An anderen Stellen gab es doch viel mehr Bedarf für einen Radikalschnitt. Jeremy Irons outet sich als geldgeiler Hampelmann, schafft es in kanpp 5 Minuten Filmauftritt seine katastrophal lächerliche Leistung in "Dungeons & Dragons" nochmal um zwei Stufen zu unterbieten. Der Ruf mag dahin sein, aber wenigstens seine Brieftasche dürfte nun gut gefüllt sein. Guy Pearce enttäuscht auf der ganzen Linie, mit "Memento" war er auf dem besten Wege zu einem angesagten Independent Schauspieler zu werden, aber hier agiert er vollkommen lustlos. Dann wär da noch die irische Sängerin Samantha Mumba die sich nahtlos in das Gesamtbild einfügt, lediglich Orlando Jones' kurze Auftritte verschaffen Erleichterung. Die Eloy sehen aus als wären sie aus Steven Spielbergs Nimmerland entflohen, die Morloks sind ihren Urvätern vom Design her sehr ähnlich. Das war jedoch kein Kompliment, die Masken könnten aus einem 60er Jahre Film stammen und erinnern mehr an Faschingsfanatiker als an Menschen (man möge es mir nachsehen).

Das Design der Zeitmaschine dagegen ist edel, viele Details hat man sich direkt von der Originalmaschine abgeschaut. Die visuellen Effekte sind auf der Höhe der Zeit und auch der einzige Teil des Films, dem man das Budget von 80 Millionen US Dollar ansieht, wenn man mal von den attackierenden Morloks absieht. Die Setdesigns sehen auch sehr schön aus und versprühen ein wenig "Waterworld" Charme, was für die meisten Leute wohl eher ein negatives Attribut sein dürfte. Als echte Locations würden sie aber nie im Leben durchgehen, dafür gibt es einfach zuviel Ungereimtheiten im Zusammenhang mit den merkwürdigen Gebilden. Bei der finalen Begegnung mit den Borg, pardon, den Morloks verliert die Zukunftswelt endgültig jeglichen Reiz. Wer möchte bitteschön 900.000 Jahre unter der Erde in Steinhöhlen leben, in denen es außer einem Thron keine Einrichtungsgegenstände gibt?

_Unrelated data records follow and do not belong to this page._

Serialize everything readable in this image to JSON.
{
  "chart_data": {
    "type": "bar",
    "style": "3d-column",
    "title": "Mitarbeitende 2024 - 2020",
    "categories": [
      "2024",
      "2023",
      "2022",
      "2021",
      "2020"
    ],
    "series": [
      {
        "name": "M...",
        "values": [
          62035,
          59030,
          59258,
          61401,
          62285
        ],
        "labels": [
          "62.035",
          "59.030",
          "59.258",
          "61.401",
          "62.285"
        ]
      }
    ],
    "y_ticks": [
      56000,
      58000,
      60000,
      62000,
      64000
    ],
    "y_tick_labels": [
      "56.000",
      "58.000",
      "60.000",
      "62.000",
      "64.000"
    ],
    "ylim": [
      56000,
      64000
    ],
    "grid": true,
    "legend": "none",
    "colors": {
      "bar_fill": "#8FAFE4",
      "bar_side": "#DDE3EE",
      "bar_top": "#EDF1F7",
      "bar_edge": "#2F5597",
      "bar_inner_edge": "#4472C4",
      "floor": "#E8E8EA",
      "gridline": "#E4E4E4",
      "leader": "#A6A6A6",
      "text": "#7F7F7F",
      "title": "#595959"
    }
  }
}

Und das ist nur ein kleineres der zahllosen Logikprobleme des Scripts. Die mehr als lahmen Actionszenen sind keiner Erwähnung wert.

"The Time Machine" ist eine Beleidigung sowohl für den Originalfilm als auch für die Romanvorlage von H.G. Wells. Dass da ein Urenkel von Wells Regie führen durfte, macht die Sache nur noch schlimmer. "Die Zeitmaschine" 2002 ist Stückwerk, das nicht ansatzweise Stil besitzt. Realfilmneuling Simon Wells, der bisher nur bei Don Bluth Trickfilmproduktionen Regie geführt hat, erlitt 19 Tage vor Drehschluss einen Schwächeanfall. Er wurde daraufhin prompt ersetzt, als ob er eine austauschbare Marionette wäre. Warner Bros hat in ihrem Remakewahn (auch zu verfolgen in der Kolumne "Remake This" auf AICN) ein grotesk schlechtes Machwerk produziert, dass sich nicht ansatzweise mit Klassikern wie der originalen "Zeitmaschine" messen kann sondern eher in der Liga von 50er Jahre B-Movies wie "This Island Earth" (deutsch: "Metaluna 5 antwortet nicht") spielt.